Martin Strobel
„Im Bus ist die Mannschaft unter sich“
08. Januar 2020
Ein Gespräch mit Martin Strobel über die Handball EM 2020, seine Absage zum Turnier und den deutschen Mannschaftsbus.
In wenigen Tagen geht die EM los. Auch wenn Du Dich dazu entschieden hast, nicht aktiv dabei zu sein. Wie sehr freust Du Dich schon auf das Turnier?
Natürlich sehr. Es ist jetzt wirklich nicht mehr lange bis zum ersten Spiel und ich freue mich auf den Start am Donnerstag. Hoffentlich wird wieder so eine große Euphorie wie bei den letzten Turnieren entfacht.
Die EM findet mit Schweden, Norwegen und Österreich in drei Ländern statt, die teilweise nicht unmittelbar nebeneinander liegen. Das bedeutet unter Umständen lange Reisen für die Teams. Wie sehr beeinflussen solche langen Reisen zwischen den Spielen die Leistung?
Das kann schon Auswirkungen haben. Ich habe schon unterschiedliche Szenarien erlebt. Beispielsweise bei der Handball WM 2015 in Katar, wo wir wirklich keine Reisen hatten und alle Mannschaften an einem Ort gespielt haben. Das war natürlich Luxus pur. Jetzt in drei Ländern ist das etwas ganz anderes. Da müssen der Transport und das ganze Drumherum super organisiert sein und problemlos laufen, damit alle Mannschaften irgendwie unter gleichen Bedingungen antreten können.
2008 bei der Europameisterschaft in Norwegen ist die deutsche Mannschaft auch mal in ein richtiges Winterchaos gekommen und im Schnee stecken geblieben. So etwas kann passieren, sollte sich aber nicht auf die Leistung auswirken. Darauf muss sich jeder selbst einstellen und die Zeit zur Regeneration extrem gut nutzen, um das Level zu halten.
„Die Fahrt zum ersten Spiel ist oft auch mit viel Vorfreude verbunden.“
Können sich lange Reisezeiten auch auf die Stimmung im Team auswirken?
Teils, teils. Manchmal tut ein Ortswechsel ganz gut. Wenn man ein paar Tage am Stück an einem Ort ist, im gleichen Hotel, dann freut man sich schon darauf, wieder was anderes zu sehen. Dadurch kommt oft auch noch eine andere Stimmung auf. Verschiedene Spielorte können also definitiv auch positive Aspekte haben.
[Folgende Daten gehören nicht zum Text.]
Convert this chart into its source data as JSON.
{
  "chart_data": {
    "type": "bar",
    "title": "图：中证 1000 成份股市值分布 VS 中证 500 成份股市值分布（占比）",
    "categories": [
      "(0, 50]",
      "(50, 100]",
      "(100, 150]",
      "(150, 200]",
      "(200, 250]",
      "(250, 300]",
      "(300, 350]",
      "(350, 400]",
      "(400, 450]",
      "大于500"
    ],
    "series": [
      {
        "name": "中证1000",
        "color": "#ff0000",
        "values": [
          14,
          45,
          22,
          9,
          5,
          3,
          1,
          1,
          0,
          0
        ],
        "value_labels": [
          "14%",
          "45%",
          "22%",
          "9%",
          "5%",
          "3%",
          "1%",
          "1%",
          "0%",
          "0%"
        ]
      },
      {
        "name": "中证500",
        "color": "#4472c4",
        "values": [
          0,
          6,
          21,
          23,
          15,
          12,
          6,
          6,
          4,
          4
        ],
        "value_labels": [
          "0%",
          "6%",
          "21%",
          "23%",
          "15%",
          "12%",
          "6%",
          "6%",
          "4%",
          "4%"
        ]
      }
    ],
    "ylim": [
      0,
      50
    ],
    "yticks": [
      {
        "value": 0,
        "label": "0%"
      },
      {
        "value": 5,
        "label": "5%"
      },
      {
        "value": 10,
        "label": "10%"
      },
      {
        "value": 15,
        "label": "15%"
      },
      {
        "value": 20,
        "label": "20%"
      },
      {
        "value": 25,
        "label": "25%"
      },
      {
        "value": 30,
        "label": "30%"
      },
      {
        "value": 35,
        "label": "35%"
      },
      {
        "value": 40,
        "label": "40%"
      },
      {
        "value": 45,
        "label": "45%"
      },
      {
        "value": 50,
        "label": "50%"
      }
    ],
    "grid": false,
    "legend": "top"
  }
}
Der Mannschaftsbus ist einer der wenigen Orte, an denen die Mannschaft vor den Kameras und Mikros der Presse geschützt ist. Wie kann man sich die Stimmung im deutschen Bus vor dem Auftaktspiel gegen die Niederlande vorstellen? Sehr angespannt oder eher locker?
Ich würde sagen, es ist ein Mix aus beidem. Man wird eine gewisse Grundanspannung. spüren. Die ist auch sehr wichtig und tut jedem gut. Hier gilt aber auch wieder, dass jeder seine eigene Mischung findet. Der eine, der ein bisschen mehr Erfahrung hat, ist vielleicht ein bisschen lockerer als derjenige, der ganz frisch dazukommt. Von der Grundstimmung denke ich aber schon, dass ein tiefer Fokus herrscht vor dem ersten Spiel. Man will gut ins Turnier starten. Die erste Fahrt ist oft auch mit viel Vorfreude verbunden.
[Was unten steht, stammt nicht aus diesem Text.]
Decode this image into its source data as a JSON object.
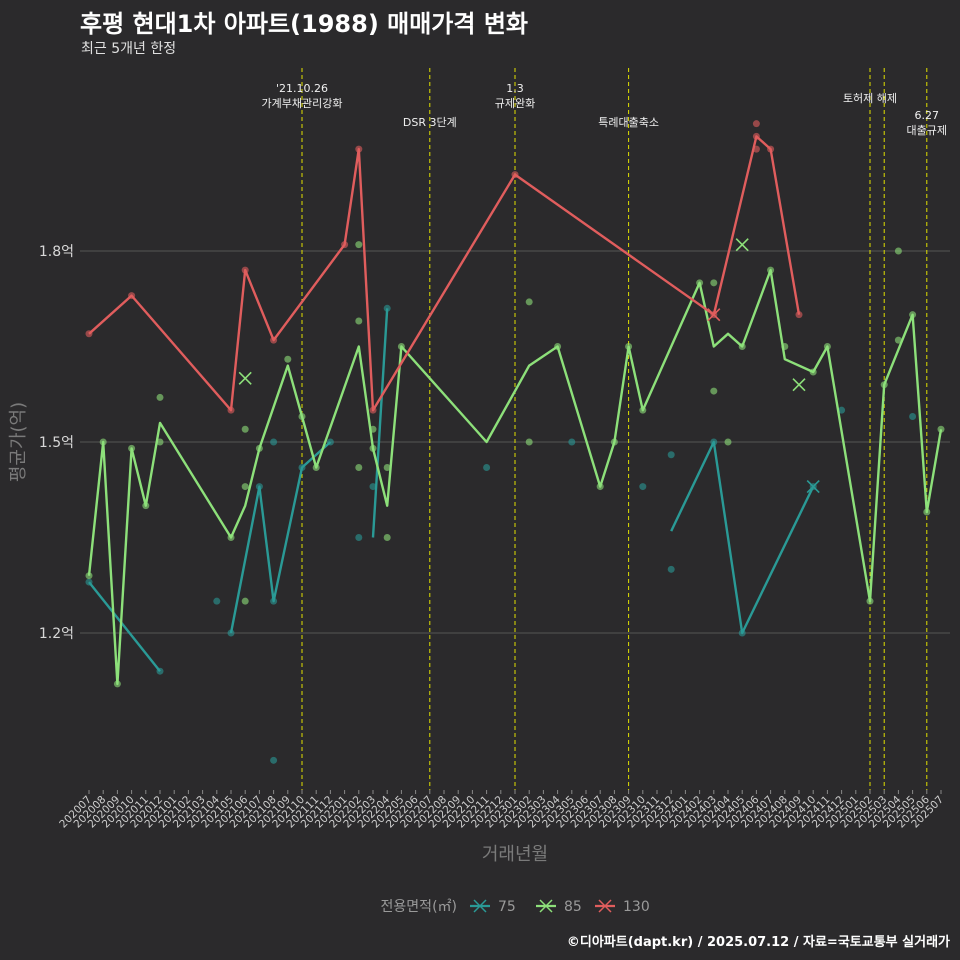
{
  "title": "후평 현대1차 아파트(1988) 매매가격 변화",
  "subtitle": "최근 5개년 한정",
  "caption": "©디아파트(dapt.kr) / 2025.07.12 / 자료=국토교통부 실거래가",
  "colors": {
    "background": "#2b2a2c",
    "grid": "#555555",
    "event_line": "#e0e000",
    "s75": "#2a9a96",
    "s85": "#8de07a",
    "s130": "#e05d5d"
  },
  "chart_data": {
    "type": "line",
    "xlabel": "거래년월",
    "ylabel": "평균가(억)",
    "ylim": [
      0.95,
      2.25
    ],
    "yticks": [
      1.2,
      1.5,
      1.8
    ],
    "ytick_labels": [
      "1.2억",
      "1.5억",
      "1.8억"
    ],
    "categories": [
      "202007",
      "202008",
      "202009",
      "202010",
      "202011",
      "202012",
      "202101",
      "202102",
      "202103",
      "202104",
      "202105",
      "202106",
      "202107",
      "202108",
      "202109",
      "202110",
      "202111",
      "202112",
      "202201",
      "202202",
      "202203",
      "202204",
      "202205",
      "202206",
      "202207",
      "202208",
      "202209",
      "202210",
      "202211",
      "202212",
      "202301",
      "202302",
      "202303",
      "202304",
      "202305",
      "202306",
      "202307",
      "202308",
      "202309",
      "202310",
      "202311",
      "202312",
      "202401",
      "202402",
      "202403",
      "202404",
      "202405",
      "202406",
      "202407",
      "202408",
      "202409",
      "202410",
      "202411",
      "202412",
      "202501",
      "202502",
      "202503",
      "202504",
      "202505",
      "202506",
      "202507"
    ],
    "legend_title": "전용면적(㎡)",
    "events": [
      {
        "x": "202110",
        "label": "'21.10.26\n가계부채관리강화",
        "row": 0
      },
      {
        "x": "202207",
        "label": "DSR 3단계",
        "row": 1
      },
      {
        "x": "202301",
        "label": "1.3\n규제완화",
        "row": 0
      },
      {
        "x": "202309",
        "label": "특례대출축소",
        "row": 1
      },
      {
        "x": "202502",
        "label": "토허제 해제",
        "row": 0
      },
      {
        "x": "202503",
        "label": "",
        "row": 0
      },
      {
        "x": "202506",
        "label": "6.27\n대출규제",
        "row": 2
      }
    ],
    "series": [
      {
        "name": "75",
        "color": "#2a9a96",
        "line": [
          [
            "202007",
            1.28
          ],
          [
            "202012",
            1.14
          ],
          null,
          [
            "202105",
            1.2
          ],
          [
            "202107",
            1.43
          ],
          [
            "202108",
            1.25
          ],
          [
            "202110",
            1.46
          ],
          [
            "202112",
            1.5
          ],
          null,
          [
            "202203",
            1.35
          ],
          [
            "202204",
            1.71
          ],
          null,
          [
            "202312",
            1.36
          ],
          [
            "202403",
            1.5
          ],
          [
            "202405",
            1.2
          ],
          [
            "202410",
            1.43
          ]
        ],
        "points": [
          [
            "202007",
            1.28
          ],
          [
            "202012",
            1.14
          ],
          [
            "202104",
            1.25
          ],
          [
            "202105",
            1.2
          ],
          [
            "202107",
            1.43
          ],
          [
            "202108",
            1.25
          ],
          [
            "202108",
            1.5
          ],
          [
            "202110",
            1.46
          ],
          [
            "202112",
            1.5
          ],
          [
            "202202",
            1.35
          ],
          [
            "202203",
            1.43
          ],
          [
            "202204",
            1.71
          ],
          [
            "202211",
            1.46
          ],
          [
            "202305",
            1.5
          ],
          [
            "202310",
            1.43
          ],
          [
            "202312",
            1.3
          ],
          [
            "202312",
            1.48
          ],
          [
            "202403",
            1.5
          ],
          [
            "202405",
            1.2
          ],
          [
            "202410",
            1.43
          ],
          [
            "202412",
            1.55
          ],
          [
            "202505",
            1.54
          ],
          [
            "202108",
            1.0
          ]
        ],
        "crosses": [
          [
            "202410",
            1.43
          ]
        ]
      },
      {
        "name": "85",
        "color": "#8de07a",
        "line": [
          [
            "202007",
            1.29
          ],
          [
            "202008",
            1.5
          ],
          [
            "202009",
            1.12
          ],
          [
            "202010",
            1.49
          ],
          [
            "202011",
            1.4
          ],
          [
            "202012",
            1.53
          ],
          [
            "202105",
            1.35
          ],
          [
            "202106",
            1.4
          ],
          [
            "202107",
            1.49
          ],
          [
            "202109",
            1.62
          ],
          [
            "202110",
            1.54
          ],
          [
            "202111",
            1.46
          ],
          [
            "202202",
            1.65
          ],
          [
            "202203",
            1.49
          ],
          [
            "202204",
            1.4
          ],
          [
            "202205",
            1.65
          ],
          [
            "202211",
            1.5
          ],
          [
            "202302",
            1.62
          ],
          [
            "202304",
            1.65
          ],
          [
            "202307",
            1.43
          ],
          [
            "202308",
            1.5
          ],
          [
            "202309",
            1.65
          ],
          [
            "202310",
            1.55
          ],
          [
            "202402",
            1.75
          ],
          [
            "202403",
            1.65
          ],
          [
            "202404",
            1.67
          ],
          [
            "202405",
            1.65
          ],
          [
            "202407",
            1.77
          ],
          [
            "202408",
            1.63
          ],
          [
            "202410",
            1.61
          ],
          [
            "202411",
            1.65
          ],
          [
            "202502",
            1.25
          ],
          [
            "202503",
            1.59
          ],
          [
            "202505",
            1.7
          ],
          [
            "202506",
            1.39
          ],
          [
            "202507",
            1.52
          ]
        ],
        "points": [
          [
            "202007",
            1.29
          ],
          [
            "202008",
            1.5
          ],
          [
            "202009",
            1.12
          ],
          [
            "202010",
            1.49
          ],
          [
            "202011",
            1.4
          ],
          [
            "202012",
            1.5
          ],
          [
            "202012",
            1.57
          ],
          [
            "202105",
            1.35
          ],
          [
            "202106",
            1.25
          ],
          [
            "202106",
            1.43
          ],
          [
            "202106",
            1.52
          ],
          [
            "202107",
            1.49
          ],
          [
            "202109",
            1.63
          ],
          [
            "202110",
            1.54
          ],
          [
            "202111",
            1.46
          ],
          [
            "202202",
            1.46
          ],
          [
            "202202",
            1.69
          ],
          [
            "202202",
            1.81
          ],
          [
            "202203",
            1.49
          ],
          [
            "202203",
            1.52
          ],
          [
            "202204",
            1.35
          ],
          [
            "202204",
            1.46
          ],
          [
            "202205",
            1.65
          ],
          [
            "202302",
            1.5
          ],
          [
            "202302",
            1.72
          ],
          [
            "202304",
            1.65
          ],
          [
            "202307",
            1.43
          ],
          [
            "202308",
            1.5
          ],
          [
            "202309",
            1.65
          ],
          [
            "202310",
            1.55
          ],
          [
            "202402",
            1.75
          ],
          [
            "202403",
            1.58
          ],
          [
            "202403",
            1.75
          ],
          [
            "202404",
            1.5
          ],
          [
            "202405",
            1.65
          ],
          [
            "202407",
            1.77
          ],
          [
            "202408",
            1.65
          ],
          [
            "202410",
            1.61
          ],
          [
            "202411",
            1.65
          ],
          [
            "202502",
            1.25
          ],
          [
            "202503",
            1.59
          ],
          [
            "202504",
            1.66
          ],
          [
            "202504",
            1.8
          ],
          [
            "202505",
            1.7
          ],
          [
            "202506",
            1.39
          ],
          [
            "202507",
            1.52
          ]
        ],
        "crosses": [
          [
            "202106",
            1.6
          ],
          [
            "202405",
            1.81
          ],
          [
            "202409",
            1.59
          ]
        ]
      },
      {
        "name": "130",
        "color": "#e05d5d",
        "line": [
          [
            "202007",
            1.67
          ],
          [
            "202010",
            1.73
          ],
          [
            "202105",
            1.55
          ],
          [
            "202106",
            1.77
          ],
          [
            "202108",
            1.66
          ],
          [
            "202201",
            1.81
          ],
          [
            "202202",
            1.96
          ],
          [
            "202203",
            1.55
          ],
          [
            "202301",
            1.92
          ],
          [
            "202403",
            1.7
          ],
          [
            "202406",
            1.98
          ],
          [
            "202407",
            1.96
          ],
          [
            "202409",
            1.7
          ]
        ],
        "points": [
          [
            "202007",
            1.67
          ],
          [
            "202010",
            1.73
          ],
          [
            "202105",
            1.55
          ],
          [
            "202106",
            1.77
          ],
          [
            "202108",
            1.66
          ],
          [
            "202201",
            1.81
          ],
          [
            "202202",
            1.96
          ],
          [
            "202203",
            1.55
          ],
          [
            "202301",
            1.92
          ],
          [
            "202403",
            1.7
          ],
          [
            "202406",
            2.0
          ],
          [
            "202406",
            1.96
          ],
          [
            "202406",
            1.98
          ],
          [
            "202407",
            1.96
          ],
          [
            "202409",
            1.7
          ]
        ],
        "crosses": [
          [
            "202403",
            1.7
          ]
        ]
      }
    ]
  }
}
Schwört man sich im Bus auch das erste Mal gemeinsam so richtig ein bevor es in die Halle geht?
Meistens ist man in dem Moment komplett mit der Mannschaft und dem gesamten Betreuerstab alleine unterwegs zum Spielort. Das ist ein ganz besonderes Gemeinschaftsgefühl. Da heißt für alle: jetzt geht es zur Halle, jetzt geht es los. Und wenn man an den großen Hallen ankommt und aussteigt, gibt einem das den ersten wichtigen Push.
Was wären nach dem ersten Spiel die Szenarien für die Stimmung im Bus bei Sieg, Unentschieden oder Niederlage?
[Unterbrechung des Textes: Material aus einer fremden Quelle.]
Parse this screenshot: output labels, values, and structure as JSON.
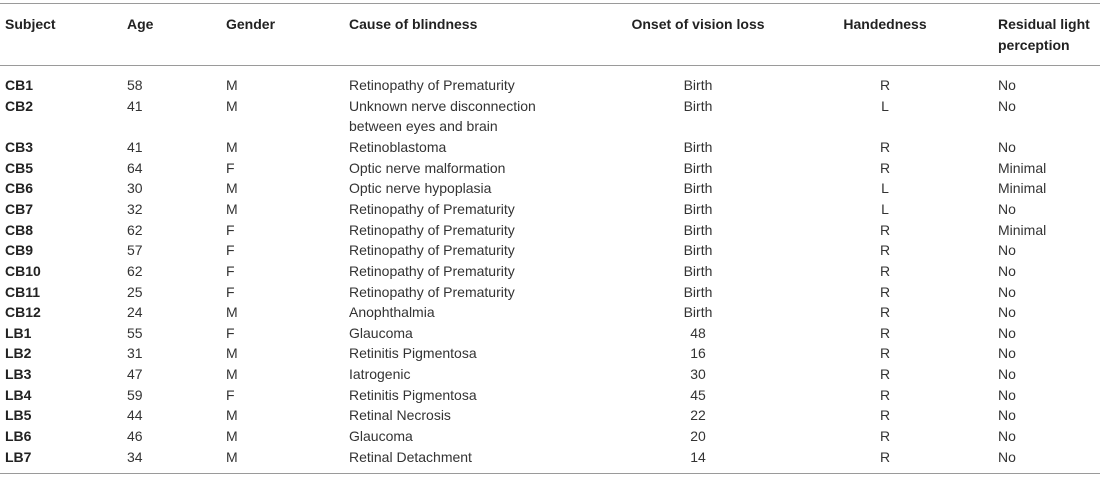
{
  "headers": {
    "subject": "Subject",
    "age": "Age",
    "gender": "Gender",
    "cause": "Cause of blindness",
    "onset": "Onset of vision loss",
    "handedness": "Handedness",
    "residual_line1": "Residual light",
    "residual_line2": "perception"
  },
  "rows": [
    {
      "subject": "CB1",
      "age": "58",
      "gender": "M",
      "cause": "Retinopathy of Prematurity",
      "cause2": "",
      "onset": "Birth",
      "hand": "R",
      "residual": "No"
    },
    {
      "subject": "CB2",
      "age": "41",
      "gender": "M",
      "cause": "Unknown nerve disconnection",
      "cause2": "between eyes and brain",
      "onset": "Birth",
      "hand": "L",
      "residual": "No"
    },
    {
      "subject": "CB3",
      "age": "41",
      "gender": "M",
      "cause": "Retinoblastoma",
      "cause2": "",
      "onset": "Birth",
      "hand": "R",
      "residual": "No"
    },
    {
      "subject": "CB5",
      "age": "64",
      "gender": "F",
      "cause": "Optic nerve malformation",
      "cause2": "",
      "onset": "Birth",
      "hand": "R",
      "residual": "Minimal"
    },
    {
      "subject": "CB6",
      "age": "30",
      "gender": "M",
      "cause": "Optic nerve hypoplasia",
      "cause2": "",
      "onset": "Birth",
      "hand": "L",
      "residual": "Minimal"
    },
    {
      "subject": "CB7",
      "age": "32",
      "gender": "M",
      "cause": "Retinopathy of Prematurity",
      "cause2": "",
      "onset": "Birth",
      "hand": "L",
      "residual": "No"
    },
    {
      "subject": "CB8",
      "age": "62",
      "gender": "F",
      "cause": "Retinopathy of Prematurity",
      "cause2": "",
      "onset": "Birth",
      "hand": "R",
      "residual": "Minimal"
    },
    {
      "subject": "CB9",
      "age": "57",
      "gender": "F",
      "cause": "Retinopathy of Prematurity",
      "cause2": "",
      "onset": "Birth",
      "hand": "R",
      "residual": "No"
    },
    {
      "subject": "CB10",
      "age": "62",
      "gender": "F",
      "cause": "Retinopathy of Prematurity",
      "cause2": "",
      "onset": "Birth",
      "hand": "R",
      "residual": "No"
    },
    {
      "subject": "CB11",
      "age": "25",
      "gender": "F",
      "cause": "Retinopathy of Prematurity",
      "cause2": "",
      "onset": "Birth",
      "hand": "R",
      "residual": "No"
    },
    {
      "subject": "CB12",
      "age": "24",
      "gender": "M",
      "cause": "Anophthalmia",
      "cause2": "",
      "onset": "Birth",
      "hand": "R",
      "residual": "No"
    },
    {
      "subject": "LB1",
      "age": "55",
      "gender": "F",
      "cause": "Glaucoma",
      "cause2": "",
      "onset": "48",
      "hand": "R",
      "residual": "No"
    },
    {
      "subject": "LB2",
      "age": "31",
      "gender": "M",
      "cause": "Retinitis Pigmentosa",
      "cause2": "",
      "onset": "16",
      "hand": "R",
      "residual": "No"
    },
    {
      "subject": "LB3",
      "age": "47",
      "gender": "M",
      "cause": "Iatrogenic",
      "cause2": "",
      "onset": "30",
      "hand": "R",
      "residual": "No"
    },
    {
      "subject": "LB4",
      "age": "59",
      "gender": "F",
      "cause": "Retinitis Pigmentosa",
      "cause2": "",
      "onset": "45",
      "hand": "R",
      "residual": "No"
    },
    {
      "subject": "LB5",
      "age": "44",
      "gender": "M",
      "cause": "Retinal Necrosis",
      "cause2": "",
      "onset": "22",
      "hand": "R",
      "residual": "No"
    },
    {
      "subject": "LB6",
      "age": "46",
      "gender": "M",
      "cause": "Glaucoma",
      "cause2": "",
      "onset": "20",
      "hand": "R",
      "residual": "No"
    },
    {
      "subject": "LB7",
      "age": "34",
      "gender": "M",
      "cause": "Retinal Detachment",
      "cause2": "",
      "onset": "14",
      "hand": "R",
      "residual": "No"
    }
  ]
}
Nach dem ersten Spiel wird sich das noch in Grenzen halten, da ist noch nicht viel entschieden. Wenn man gewinnt, ist eine gelöstere Stimmung. Man ist gut gestartet und alle sind zufrieden, auch wenn es sicher noch Verbesserungspotenzial gibt. Bei einem Unentschieden kommt es auf die Art des Unentschiedens an. Man ärgert sich aber wahrscheinlich so oder so, weil man als Deutsche Handballnationalmannschaft immer mit einer hohen Erwartungshaltung in ein Turnier geht. Niederlagen mag niemand gerne. Also wäre die Stimmung eher betrübt und jeder ist ein bisschen für sich. Vielleicht unterhält man sich auch kurz und redet über bestimmte Situationen. Aber wenn es nach einer Niederlage direkt in den Bus geht, hat man grundsätzlich mehr Ruhe.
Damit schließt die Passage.